Warner first brings our attention to helicopter parenting by telling us about a 13-year-old girl from Dardenne Prairie, Missouri named Megan Meier. Meier committed suicide after learning that the 16-year-old boy she was having an online relationship with was a fictitious character thought up by 47-year-old Lori Drew. Lori Drew created a fake MySpace profile to “find out what Megan was saying online” Drew said, about her daughter (506). The Meier case is an example of a new survey showing that one in three children in the United States have been the victim of online harassment or bullying (506).
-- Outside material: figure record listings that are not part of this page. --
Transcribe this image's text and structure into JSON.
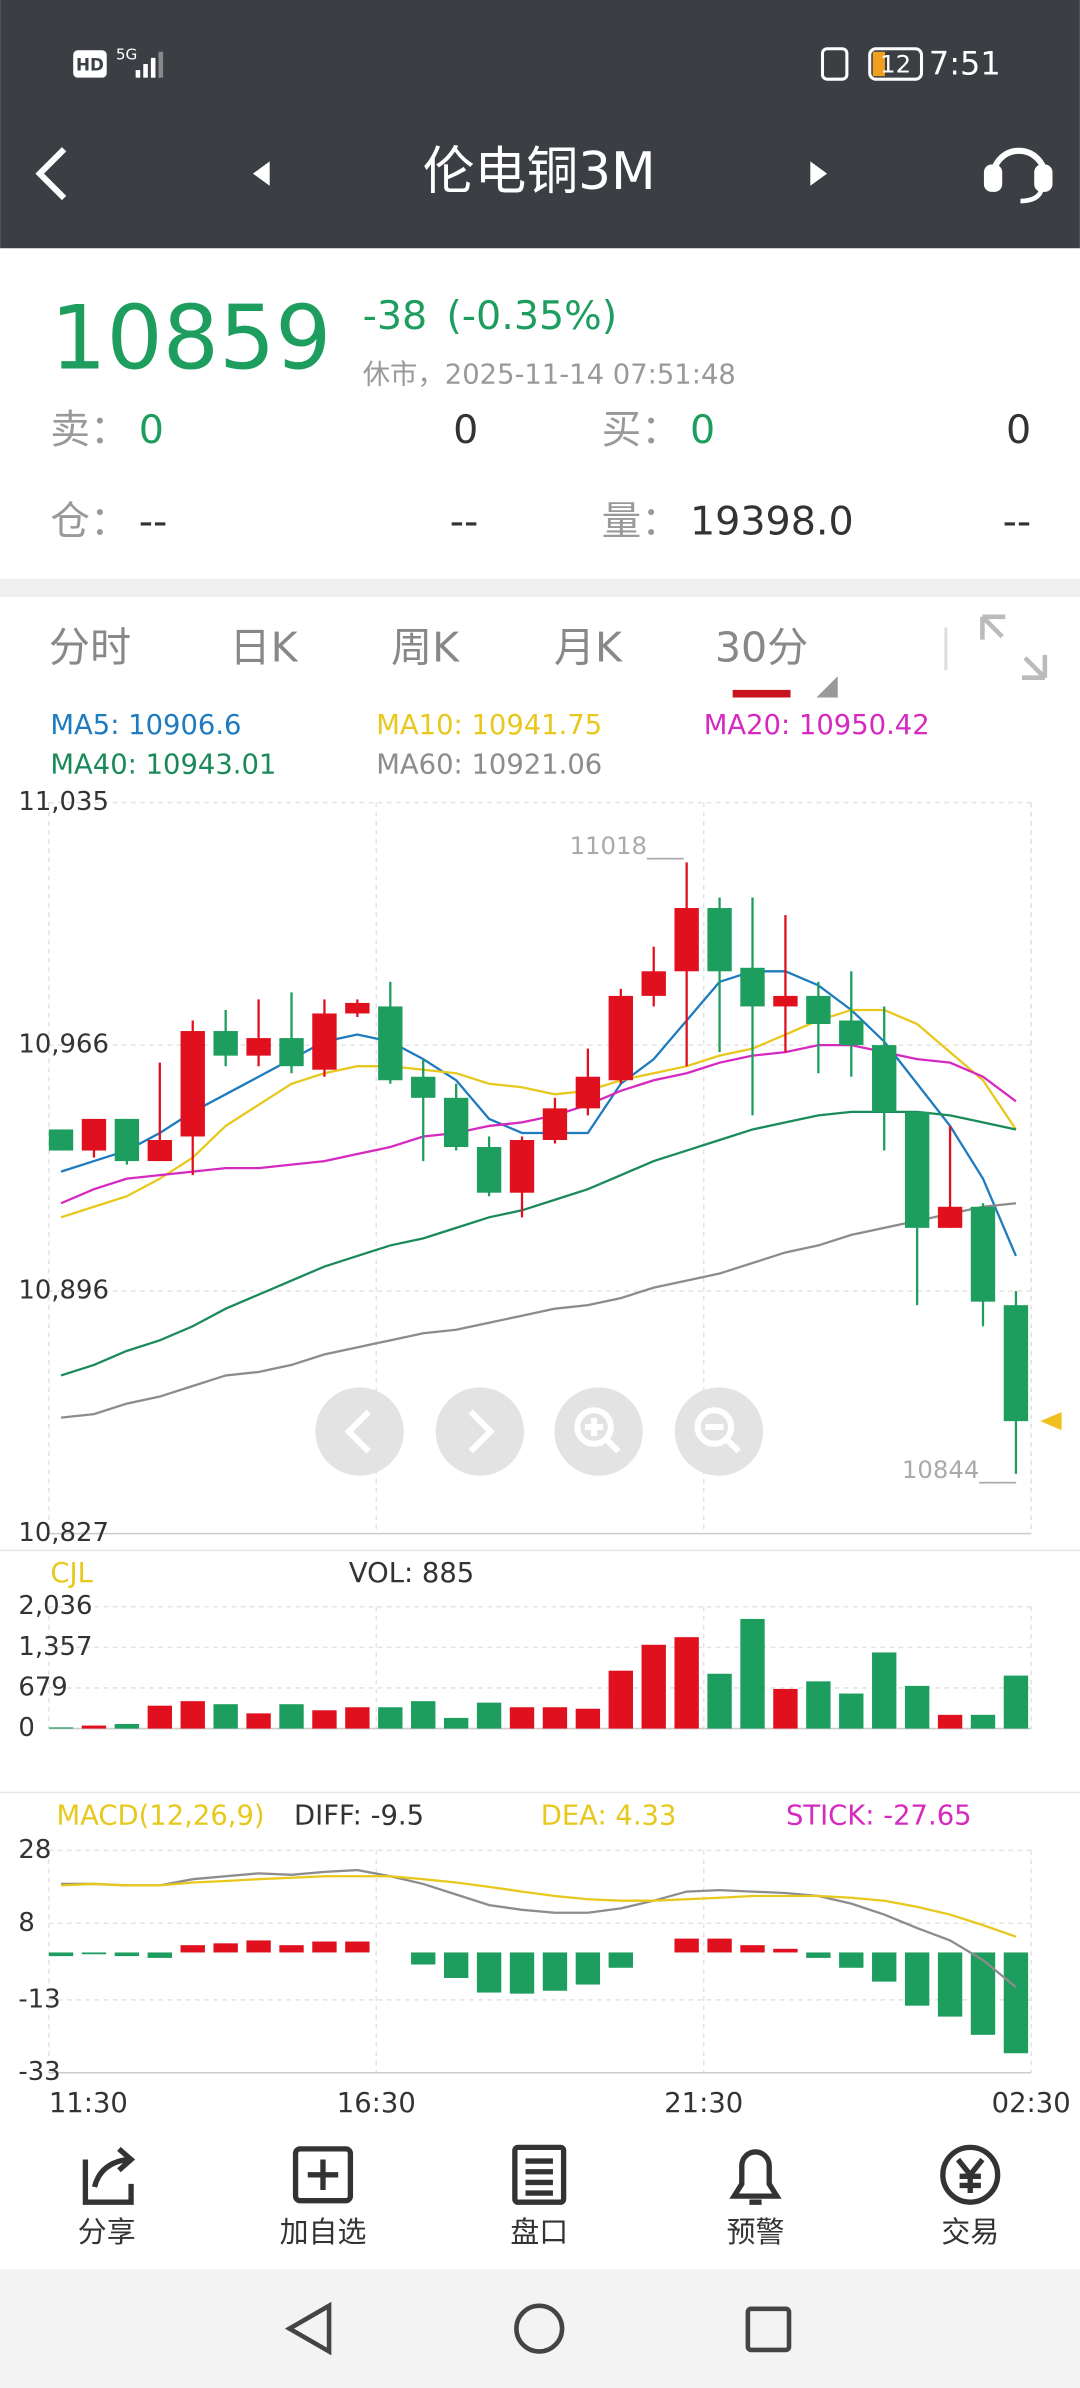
{
  "status_bar": {
    "hd": "HD",
    "network": "5G",
    "battery": "12",
    "time": "7:51"
  },
  "header": {
    "title": "伦电铜3M"
  },
  "quote": {
    "price": "10859",
    "change": "-38",
    "change_pct": "(-0.35%)",
    "status": "休市，2025-11-14 07:51:48",
    "rows": [
      [
        "卖：",
        "0",
        "0",
        "买：",
        "0",
        "0"
      ],
      [
        "仓：",
        "--",
        "--",
        "量：",
        "19398.0",
        "--"
      ]
    ]
  },
  "tabs": [
    "分时",
    "日K",
    "周K",
    "月K",
    "30分"
  ],
  "selected_tab": 4,
  "chart": {
    "type": "candlestick",
    "up_color": "#e0101e",
    "down_color": "#1e9e5e",
    "ylim": [
      10827,
      11035
    ],
    "yticks": [
      {
        "value": 11035,
        "label": "11,035"
      },
      {
        "value": 10966,
        "label": "10,966"
      },
      {
        "value": 10896,
        "label": "10,896"
      },
      {
        "value": 10827,
        "label": "10,827"
      }
    ],
    "candles": [
      {
        "open": 10942,
        "high": 10942,
        "low": 10936,
        "close": 10936
      },
      {
        "open": 10936,
        "high": 10945,
        "low": 10934,
        "close": 10945
      },
      {
        "open": 10945,
        "high": 10945,
        "low": 10932,
        "close": 10933
      },
      {
        "open": 10933,
        "high": 10961,
        "low": 10933,
        "close": 10939
      },
      {
        "open": 10940,
        "high": 10973,
        "low": 10929,
        "close": 10970
      },
      {
        "open": 10970,
        "high": 10976,
        "low": 10960,
        "close": 10963
      },
      {
        "open": 10963,
        "high": 10979,
        "low": 10960,
        "close": 10968
      },
      {
        "open": 10968,
        "high": 10981,
        "low": 10958,
        "close": 10960
      },
      {
        "open": 10959,
        "high": 10979,
        "low": 10957,
        "close": 10975
      },
      {
        "open": 10975,
        "high": 10979,
        "low": 10974,
        "close": 10978
      },
      {
        "open": 10977,
        "high": 10984,
        "low": 10955,
        "close": 10956
      },
      {
        "open": 10957,
        "high": 10962,
        "low": 10933,
        "close": 10951
      },
      {
        "open": 10951,
        "high": 10955,
        "low": 10936,
        "close": 10937
      },
      {
        "open": 10937,
        "high": 10940,
        "low": 10923,
        "close": 10924
      },
      {
        "open": 10924,
        "high": 10940,
        "low": 10917,
        "close": 10939
      },
      {
        "open": 10939,
        "high": 10951,
        "low": 10938,
        "close": 10948
      },
      {
        "open": 10948,
        "high": 10965,
        "low": 10946,
        "close": 10957
      },
      {
        "open": 10956,
        "high": 10982,
        "low": 10955,
        "close": 10980
      },
      {
        "open": 10980,
        "high": 10994,
        "low": 10977,
        "close": 10987
      },
      {
        "open": 10987,
        "high": 11018,
        "low": 10960,
        "close": 11005
      },
      {
        "open": 11005,
        "high": 11008,
        "low": 10964,
        "close": 10987
      },
      {
        "open": 10988,
        "high": 11008,
        "low": 10946,
        "close": 10977
      },
      {
        "open": 10977,
        "high": 11003,
        "low": 10964,
        "close": 10980
      },
      {
        "open": 10980,
        "high": 10984,
        "low": 10958,
        "close": 10972
      },
      {
        "open": 10973,
        "high": 10987,
        "low": 10957,
        "close": 10966
      },
      {
        "open": 10966,
        "high": 10977,
        "low": 10936,
        "close": 10947
      },
      {
        "open": 10947,
        "high": 10947,
        "low": 10892,
        "close": 10914
      },
      {
        "open": 10914,
        "high": 10943,
        "low": 10914,
        "close": 10920
      },
      {
        "open": 10920,
        "high": 10921,
        "low": 10886,
        "close": 10893
      },
      {
        "open": 10892,
        "high": 10896,
        "low": 10844,
        "close": 10859
      }
    ],
    "ma": [
      {
        "label": "MA5: 10906.6",
        "color": "#1e7bbf",
        "values": [
          10930,
          10933,
          10936,
          10941,
          10947,
          10952,
          10957,
          10962,
          10967,
          10969,
          10967,
          10962,
          10956,
          10945,
          10941,
          10941,
          10941,
          10955,
          10962,
          10973,
          10984,
          10987,
          10987,
          10983,
          10976,
          10967,
          10955,
          10943,
          10928,
          10906
        ]
      },
      {
        "label": "MA10: 10941.75",
        "color": "#e8c81c",
        "values": [
          10917,
          10920,
          10923,
          10928,
          10934,
          10943,
          10949,
          10955,
          10958,
          10960,
          10960,
          10959,
          10958,
          10955,
          10954,
          10952,
          10953,
          10956,
          10958,
          10960,
          10963,
          10965,
          10969,
          10973,
          10976,
          10976,
          10972,
          10964,
          10956,
          10942
        ]
      },
      {
        "label": "MA20: 10950.42",
        "color": "#d629c0",
        "values": [
          10921,
          10925,
          10928,
          10929,
          10930,
          10931,
          10931,
          10932,
          10933,
          10935,
          10937,
          10940,
          10941,
          10943,
          10944,
          10946,
          10949,
          10953,
          10956,
          10958,
          10961,
          10963,
          10964,
          10966,
          10966,
          10964,
          10962,
          10961,
          10957,
          10950
        ]
      },
      {
        "label": "MA40: 10943.01",
        "color": "#1a8a5a",
        "values": [
          10872,
          10875,
          10879,
          10882,
          10886,
          10891,
          10895,
          10899,
          10903,
          10906,
          10909,
          10911,
          10914,
          10917,
          10919,
          10922,
          10925,
          10929,
          10933,
          10936,
          10939,
          10942,
          10944,
          10946,
          10947,
          10947,
          10947,
          10946,
          10944,
          10942
        ]
      },
      {
        "label": "MA60: 10921.06",
        "color": "#8c8c8c",
        "values": [
          10860,
          10861,
          10864,
          10866,
          10869,
          10872,
          10873,
          10875,
          10878,
          10880,
          10882,
          10884,
          10885,
          10887,
          10889,
          10891,
          10892,
          10894,
          10897,
          10899,
          10901,
          10904,
          10907,
          10909,
          10912,
          10914,
          10916,
          10918,
          10920,
          10921
        ]
      }
    ],
    "high_label": "11018___",
    "low_label": "10844___"
  },
  "volume": {
    "label": "CJL",
    "vol_label": "VOL: 885",
    "ylim": [
      0,
      2036
    ],
    "yticks": [
      {
        "value": 2036,
        "label": "2,036"
      },
      {
        "value": 1357,
        "label": "1,357"
      },
      679,
      0
    ],
    "values": [
      20,
      50,
      76,
      382,
      458,
      407,
      254,
      407,
      305,
      356,
      356,
      458,
      178,
      433,
      356,
      356,
      331,
      967,
      1400,
      1527,
      916,
      1832,
      662,
      789,
      585,
      1272,
      713,
      229,
      229,
      885
    ]
  },
  "macd": {
    "title": "MACD(12,26,9)",
    "diff_label": "DIFF: -9.5",
    "dea_label": "DEA: 4.33",
    "stick_label": "STICK: -27.65",
    "title_color": "#e8c81c",
    "diff_color": "#8c8c8c",
    "dea_color": "#e8c81c",
    "stick_color": "#d629c0",
    "ylim": [
      -33,
      28
    ],
    "yticks": [
      28,
      8,
      -13,
      -33
    ],
    "diff": [
      18.8,
      18.8,
      18.4,
      18.4,
      20.1,
      20.9,
      21.7,
      21.3,
      22.1,
      22.6,
      20.9,
      18.8,
      15.9,
      13,
      11.7,
      10.9,
      10.9,
      12.1,
      14.2,
      16.7,
      17.1,
      16.7,
      16.3,
      15.5,
      13.4,
      10.4,
      6.7,
      3.3,
      -2.1,
      -9.5
    ],
    "dea": [
      18.4,
      18.8,
      18.4,
      18.4,
      19.2,
      19.6,
      20.1,
      20.5,
      20.9,
      20.9,
      20.9,
      20.1,
      19.2,
      18,
      16.7,
      15.5,
      14.6,
      14.2,
      14.2,
      14.6,
      15,
      15.5,
      15.5,
      15.5,
      15,
      14.2,
      12.5,
      10.4,
      7.5,
      4.33
    ],
    "stick": [
      -1,
      -0.5,
      -1,
      -1.5,
      2,
      2.5,
      3.3,
      2,
      3,
      3,
      0,
      -3.3,
      -7,
      -11,
      -11.3,
      -10.5,
      -8.8,
      -4.2,
      0,
      3.8,
      3.8,
      2,
      1,
      -1.5,
      -4.2,
      -8,
      -14.6,
      -17.6,
      -22.6,
      -27.65
    ]
  },
  "time_labels": [
    "11:30",
    "16:30",
    "21:30",
    "02:30"
  ],
  "toolbar": [
    "分享",
    "加自选",
    "盘口",
    "预警",
    "交易"
  ]
}
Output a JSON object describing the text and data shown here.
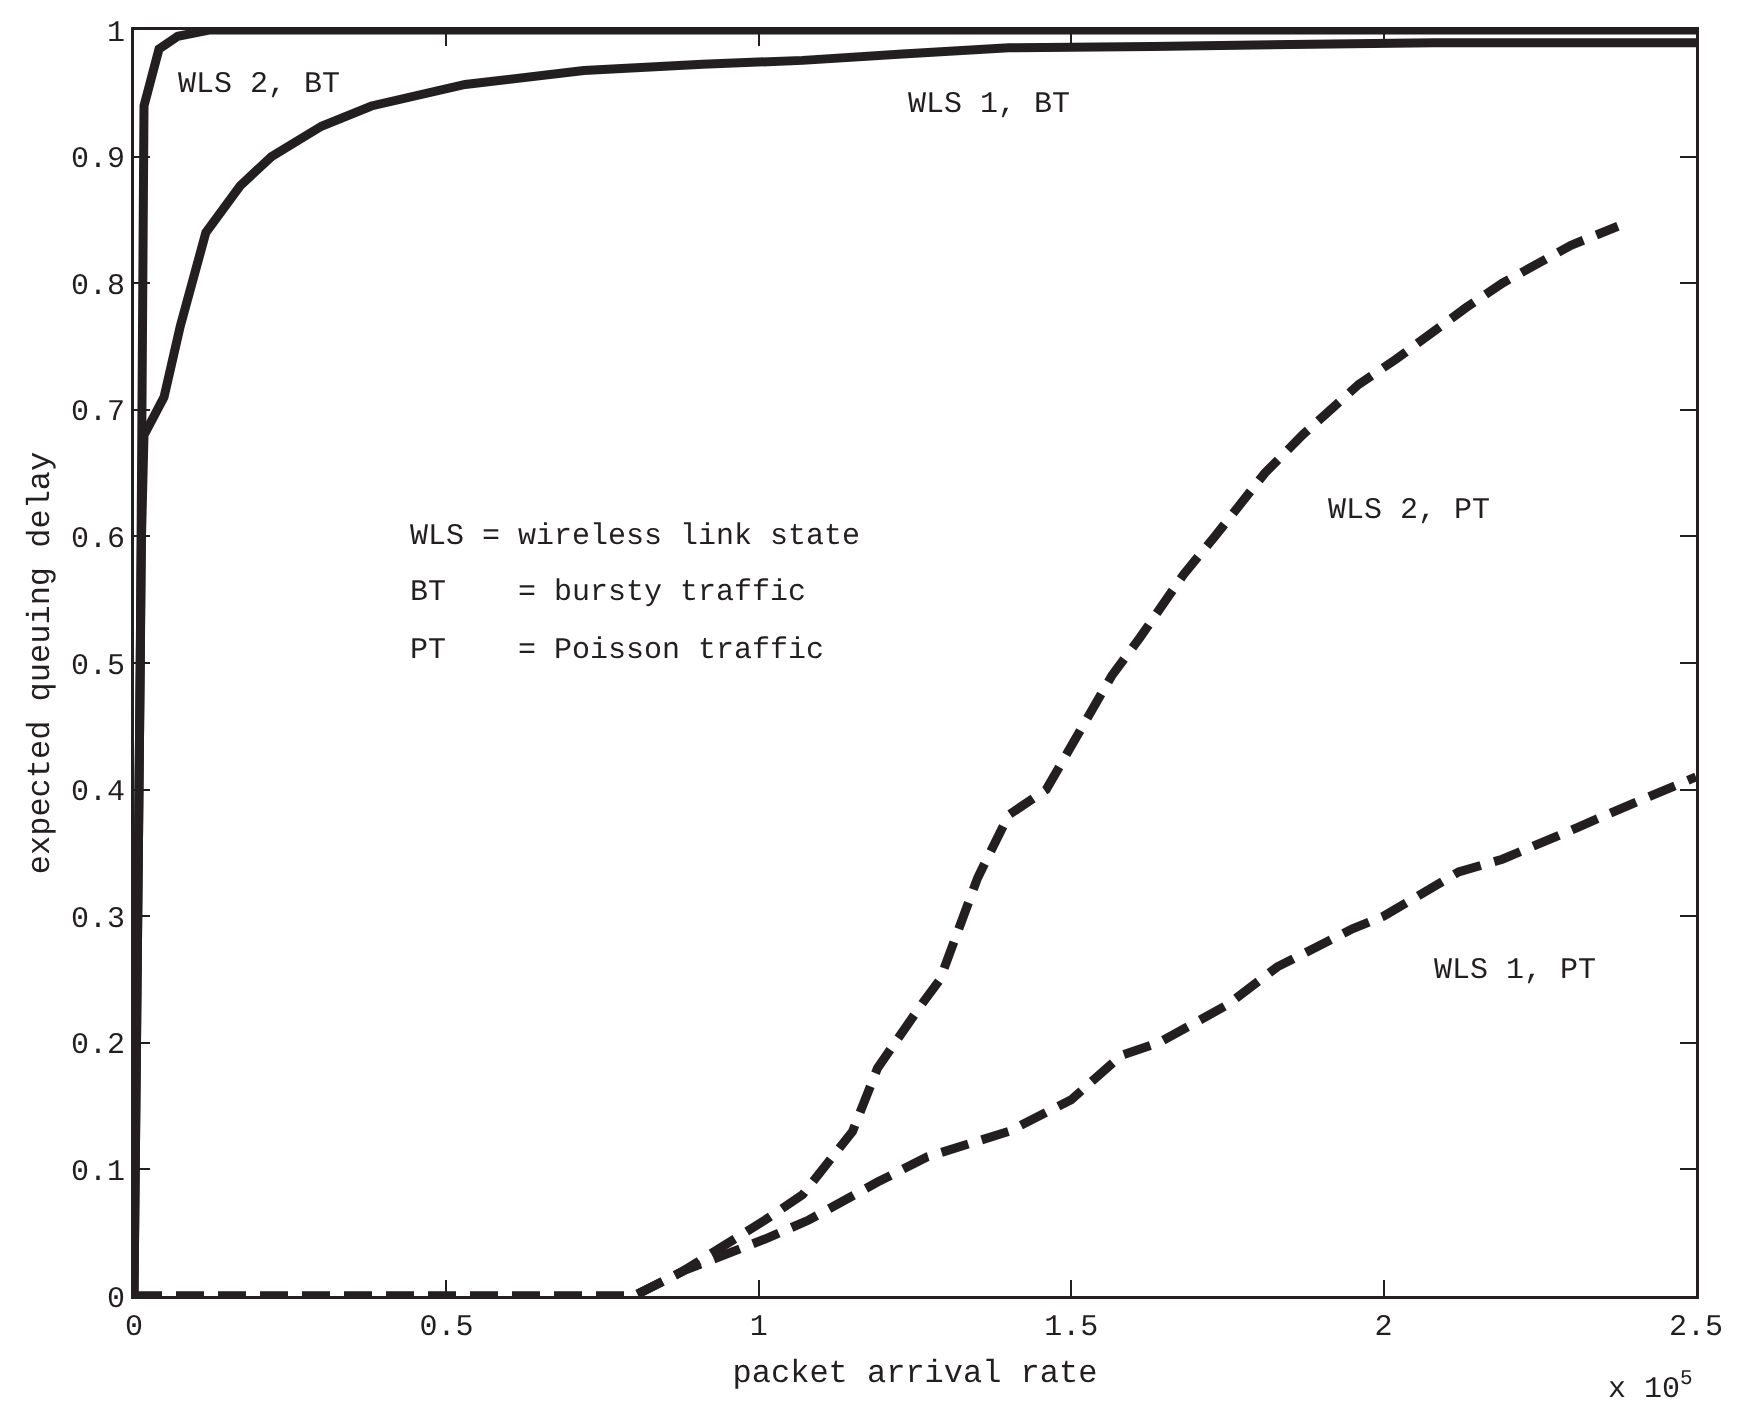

Warner says another issue is “the disturbing degree to which today’s parents- and mothers in particular- frequently lose themselves when they get caught up in trying to smooth out, or steamroll over, the social challenges faced by their children” (506). According to Rosalind Wiseman “people now feel like having a good relationship with your child means you’re involved in every aspect of your child’s life,” she continues by saying “nothing is off-limits. There’s no privacy and there’s no critical thinking” (qtd. in 507). Wiseman also recalls stories of parents giving away so called “loot-bags” (qtd. in 507) to lure the in-crowd to parties.
Madeline Levine, clinical psychologist and author, talks about child and adolescent issues. She says, ”the whole notion of parents being in an entirely different space than their children is disappearing” (qtd. in 508). Levine blames the self-esteem movement, and the narcissistic needs of parents who want their children to like them at all cost. She also blames mothers’ loneliness, stress, satisfaction in work and marriage, sense of failure, and emotional isolation.
As we can all see helicoptering is a poor parenting strategy. But, never the less we have all caught ourselves spending a little too much time worrying about our children’s popularity. What our children really need is for us to let them make the same mistakes we all have made, and they need parents to behave like mature adults.
Warner, Judith. “Helicopter Parenting Turns Deadly.” The Bedford Guide for College Writers. 9th ed. Ed. X. J. Kennedy, Dorothy M. Kennedy, and Marcia F. Muth.
Boston: Bedford, 2011. 506-08. Print.